Where is the source code

The source code of the OpenMS library as well as the TOPP tools and TOPPView are hosted on GitHub. The most important repositories for starting developers will be OpenMS itself and its contrib (i.e. its dependencies). The source code is released under a three-clause BSD license.

Wiki

A good starting point for developers is the OpenMS GitHub wiki. For a quick dive into developing your own, see the Developer FAQ and the Adding your own tool to the TOPP suite.

Documentation

There are two ways to obtain the OpenMS/TOPP documentation.

  • The documentation is contained in the OpenMS source package and binary packages.
  • The documentation of the latest release is available online.
  • The TOPP documentation can be found here.

Your tool in C++

If you want to develop your own OpenMS tool with C++, you will profit on the use of OpenMS’ own:

  • build system,
  • documentation system,
  • tool system

For more information, take a look at our Developer FAQ, especially the TOPP section,  and the OpenMS C++ guide. Be sure to also check out our OpenMS style guide.

Your tool in python

pyOpenMS provides Python bindings for a large part of the OpenMS library for mass spectrometry based proteomics. It thus provides access to the feature-rich, open-source algorithm library for mass-spectrometry based proteomics analysis. These Python bindings allow raw access to the data-structures and algorithms implemented in OpenMS, specifically those for

  • file access (mzXML, mzML, TraML, mzIdentML among others),
  • basic signal processing (smoothing, filtering, de-isotoping and peak-picking) and
  • complex data analysis (including label-free, SILAC, iTRAQ and SWATH analysis tools).

Make sure you build the pyOpenMS bindings (not enabled by default).

After importing pyopenms in your python tool, you can use the python bindings of almost all OpenMS classes. This means you can use methods and classes as they would be python methods or classes. You can access the stored values in objects using the provided functions of the respective class.

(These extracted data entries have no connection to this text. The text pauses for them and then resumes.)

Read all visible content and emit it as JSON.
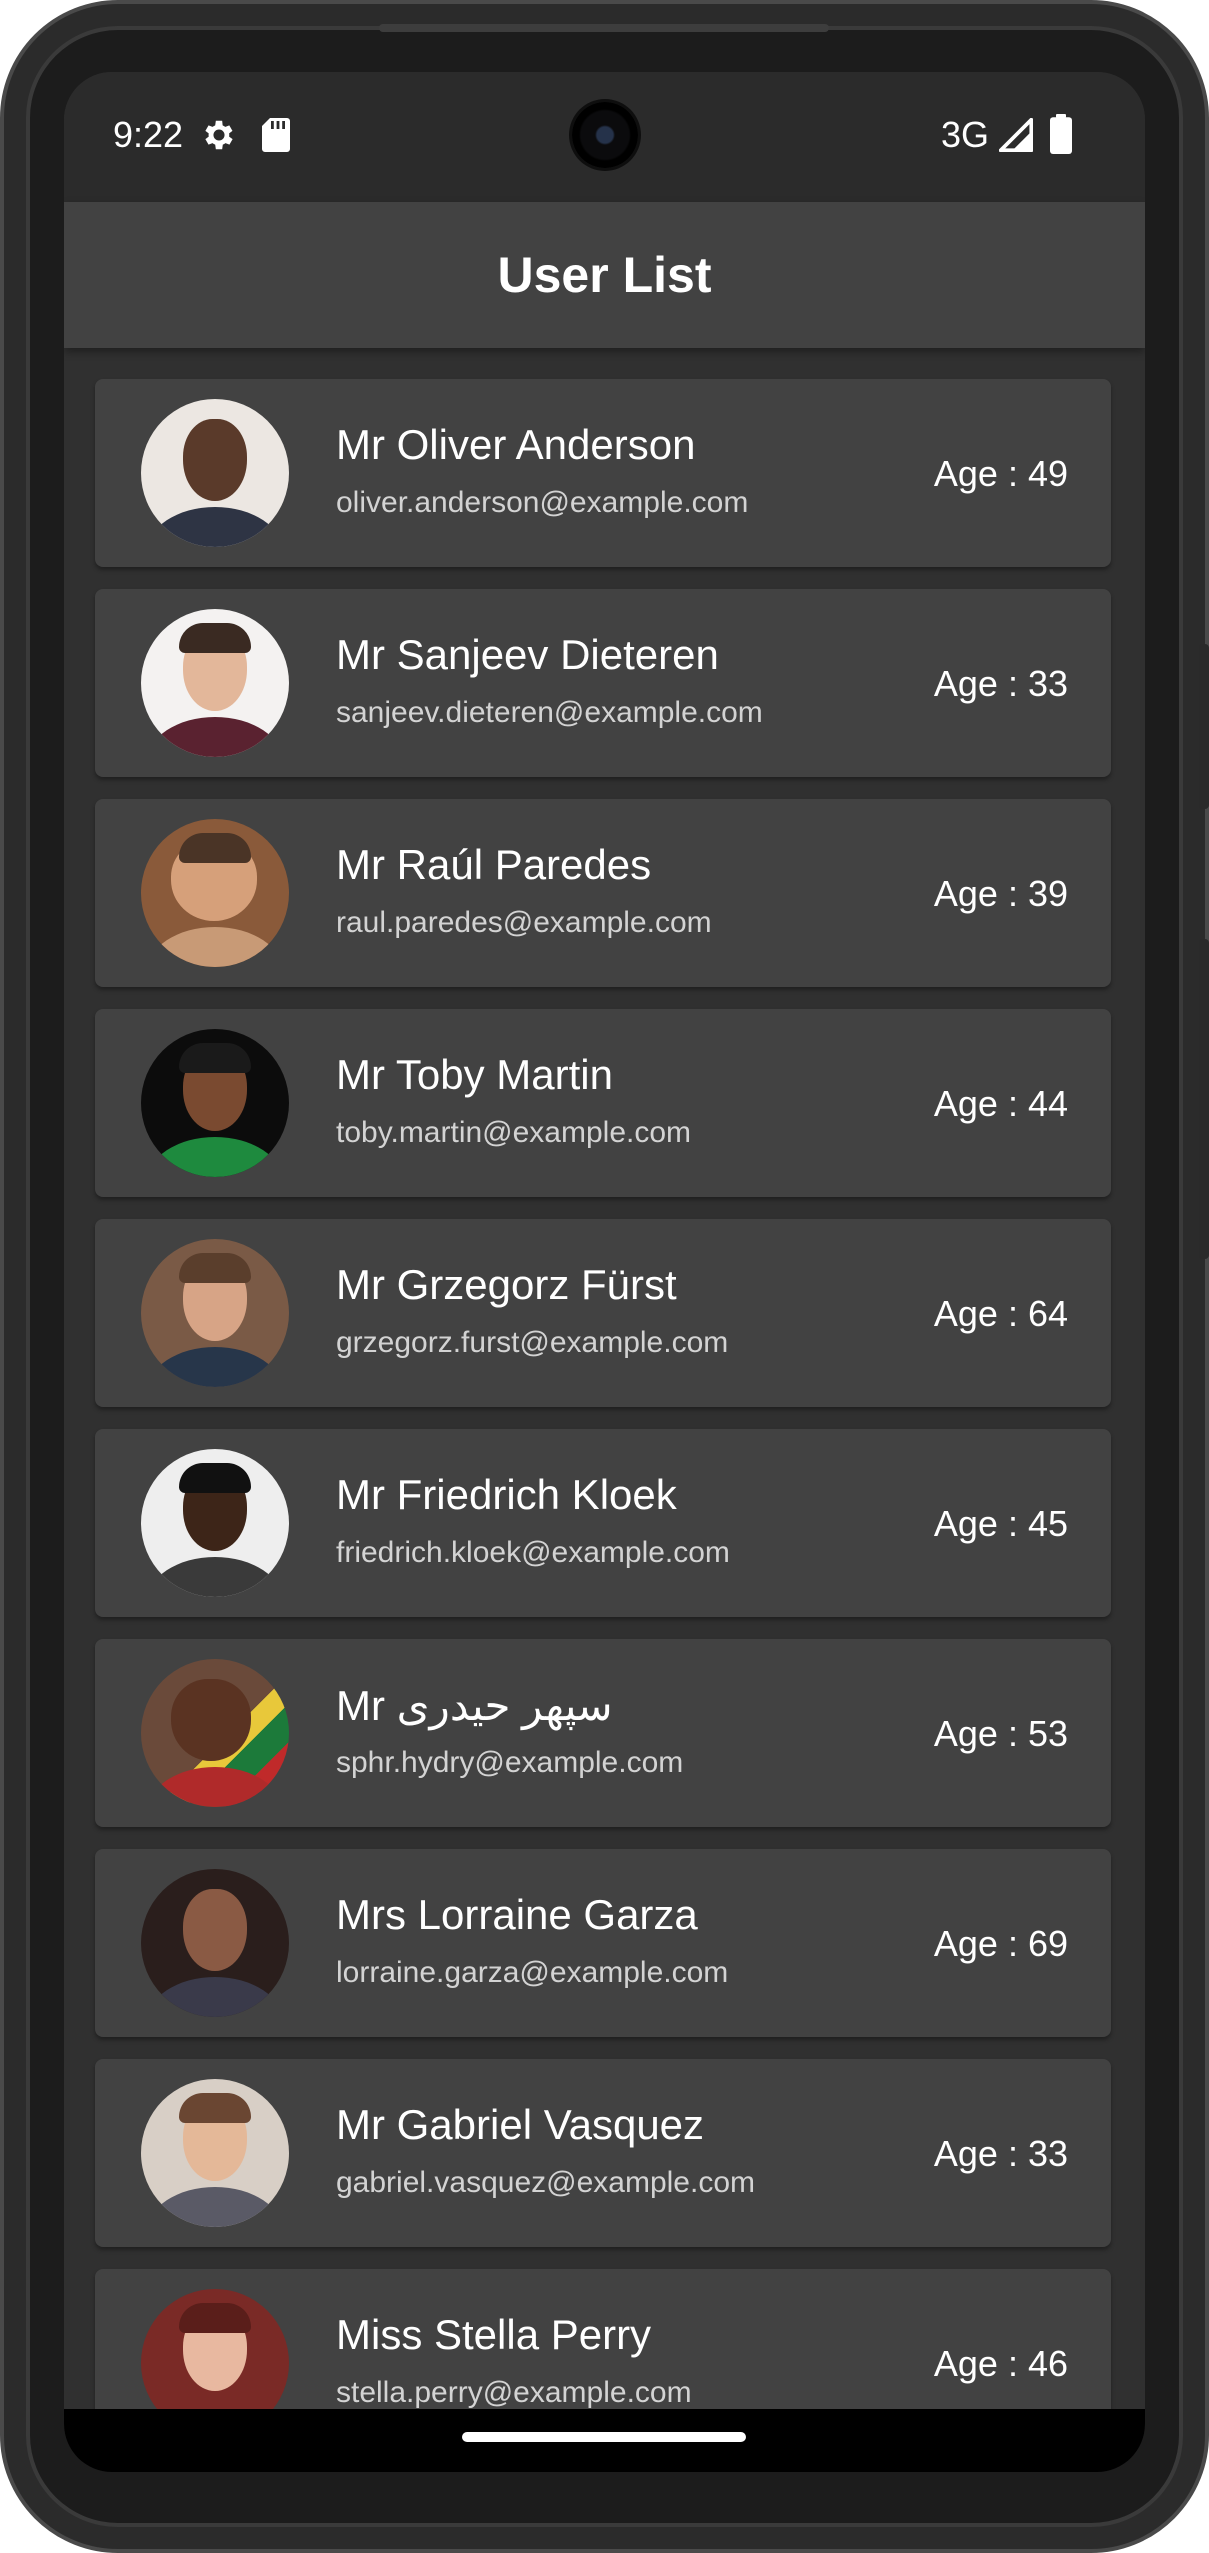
{
  "status_bar": {
    "time": "9:22",
    "network": "3G",
    "icons": [
      "gear-icon",
      "sd-card-icon",
      "signal-icon",
      "battery-icon"
    ]
  },
  "app_bar": {
    "title": "User List"
  },
  "users": [
    {
      "name": "Mr Oliver Anderson",
      "email": "oliver.anderson@example.com",
      "age": "Age : 49"
    },
    {
      "name": "Mr Sanjeev Dieteren",
      "email": "sanjeev.dieteren@example.com",
      "age": "Age : 33"
    },
    {
      "name": "Mr Raúl Paredes",
      "email": "raul.paredes@example.com",
      "age": "Age : 39"
    },
    {
      "name": "Mr Toby Martin",
      "email": "toby.martin@example.com",
      "age": "Age : 44"
    },
    {
      "name": "Mr Grzegorz Fürst",
      "email": "grzegorz.furst@example.com",
      "age": "Age : 64"
    },
    {
      "name": "Mr Friedrich Kloek",
      "email": "friedrich.kloek@example.com",
      "age": "Age : 45"
    },
    {
      "name": "Mr سپهر حیدری",
      "email": "sphr.hydry@example.com",
      "age": "Age : 53"
    },
    {
      "name": "Mrs Lorraine Garza",
      "email": "lorraine.garza@example.com",
      "age": "Age : 69"
    },
    {
      "name": "Mr Gabriel Vasquez",
      "email": "gabriel.vasquez@example.com",
      "age": "Age : 33"
    },
    {
      "name": "Miss Stella Perry",
      "email": "stella.perry@example.com",
      "age": "Age : 46"
    }
  ],
  "colors": {
    "screen_background": "#303030",
    "app_bar": "#424242",
    "card": "#424242",
    "primary_text": "#ffffff",
    "secondary_text": "#d3d3d3"
  }
}
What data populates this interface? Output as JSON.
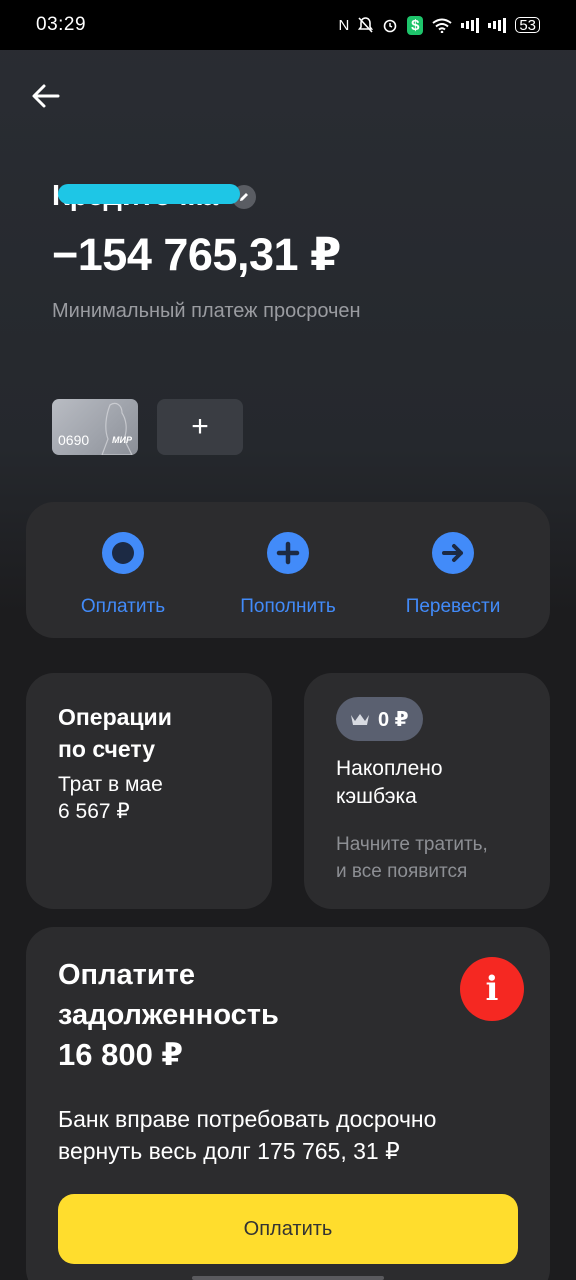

Calling methods from pyOpenMS objects works just as with other python objects. The pyOpenMS bindings ensure that c++ types that are mappable are being mapped to their python ‘equivalent’. This means that you can e.g. use your data, already in python lists as input to a OpenMS class object function (i.e. often either an accessor or algorithm implementation) or the output of such to further process the data in your python code.